Republican presidential candidate Donald Trump takes to the stage to speak during a campaign rally at the Lakeland Linder Regional Airport on October 12, 2016 in Lakeland, Florida.
Joe Raedle/Getty Images

A CBS News poll surveying Florida voters found that almost a quarter of Hillary Clinton supporters would possibly consider voting for Donald Trump to “shake up the political system.”

Pollsters, who released the results Sunday, asked Clinton supporters who had not already voted: “Even though you aren’t voting for him now, would any of these be reasons to consider voting for Donald Trump?” Of those who said they planned to vote for Clinton, 24 percent said “shaking up” political leadership in Washington, D.C. would be a reason to vote for Trump. 

Another seven percent said that “ending political correctness” is another reason to vote for Trump.

Yet most voters appear dead-set in their choice for president. Of those who have chosen their candidate, 79 percent said their minds are made up. Fifteen percent said their vote is strong, and they “probably” won’t change their vote. Six percent said they “might” or will “probably” change their vote.

When asked how likely they are to vote, 25 percent said they had already voted early or by mail. Another 73 percent said they will “definitely” vote in the upcoming days. Sixty-five percent they “can’t wait” to vote.

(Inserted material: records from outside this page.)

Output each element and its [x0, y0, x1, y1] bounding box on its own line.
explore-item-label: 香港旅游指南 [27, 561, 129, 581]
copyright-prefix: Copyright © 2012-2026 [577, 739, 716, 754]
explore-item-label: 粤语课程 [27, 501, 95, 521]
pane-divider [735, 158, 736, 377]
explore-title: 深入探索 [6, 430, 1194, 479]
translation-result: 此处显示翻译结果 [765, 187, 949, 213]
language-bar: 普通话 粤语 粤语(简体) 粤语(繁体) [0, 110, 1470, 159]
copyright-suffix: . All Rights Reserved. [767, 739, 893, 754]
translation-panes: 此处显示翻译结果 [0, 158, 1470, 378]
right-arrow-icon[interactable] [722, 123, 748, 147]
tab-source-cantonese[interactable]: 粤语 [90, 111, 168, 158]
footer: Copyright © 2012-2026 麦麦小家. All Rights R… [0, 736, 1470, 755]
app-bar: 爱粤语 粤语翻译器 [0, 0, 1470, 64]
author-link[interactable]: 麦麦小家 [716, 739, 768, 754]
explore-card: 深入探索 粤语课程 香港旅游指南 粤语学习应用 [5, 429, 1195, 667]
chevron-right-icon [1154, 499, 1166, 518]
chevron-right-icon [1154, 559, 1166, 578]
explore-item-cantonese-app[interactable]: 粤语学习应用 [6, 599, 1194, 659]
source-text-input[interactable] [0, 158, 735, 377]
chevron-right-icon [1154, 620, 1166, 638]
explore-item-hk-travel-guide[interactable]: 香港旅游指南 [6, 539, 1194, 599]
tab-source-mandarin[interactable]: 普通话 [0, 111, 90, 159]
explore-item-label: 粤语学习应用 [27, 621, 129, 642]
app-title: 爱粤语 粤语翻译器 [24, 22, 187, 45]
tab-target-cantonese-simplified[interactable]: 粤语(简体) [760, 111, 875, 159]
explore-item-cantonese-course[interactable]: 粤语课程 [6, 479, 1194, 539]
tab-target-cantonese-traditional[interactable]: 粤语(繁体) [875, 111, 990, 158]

Of those who already voted, 98 percent voted by mail. Republicans hold only a tiny lead over Democrats in mail-in votes so far, according to reports.

“In Florida, Republicans typically outperform Democrats in mail-in votes, but this year Democrats may be narrowing that gap and earlier this week were even ahead in the number of mailed ballots cast by voters registered with their party,” ABC News reports. “Registered Republicans had by Friday taken the lead on mail-in votes in Florida but only by about 5,800 votes, a number that pleases the state’s Democratic Party.”

Florida is a critical swing state with 29 electoral votes. Polls show a toss-up between Clinton and Trump, with the CBS poll finding the two were locked in a statistical tie.

CBS questioned 1,042 likely Florida voters from Oct. 20 to Oct. 21.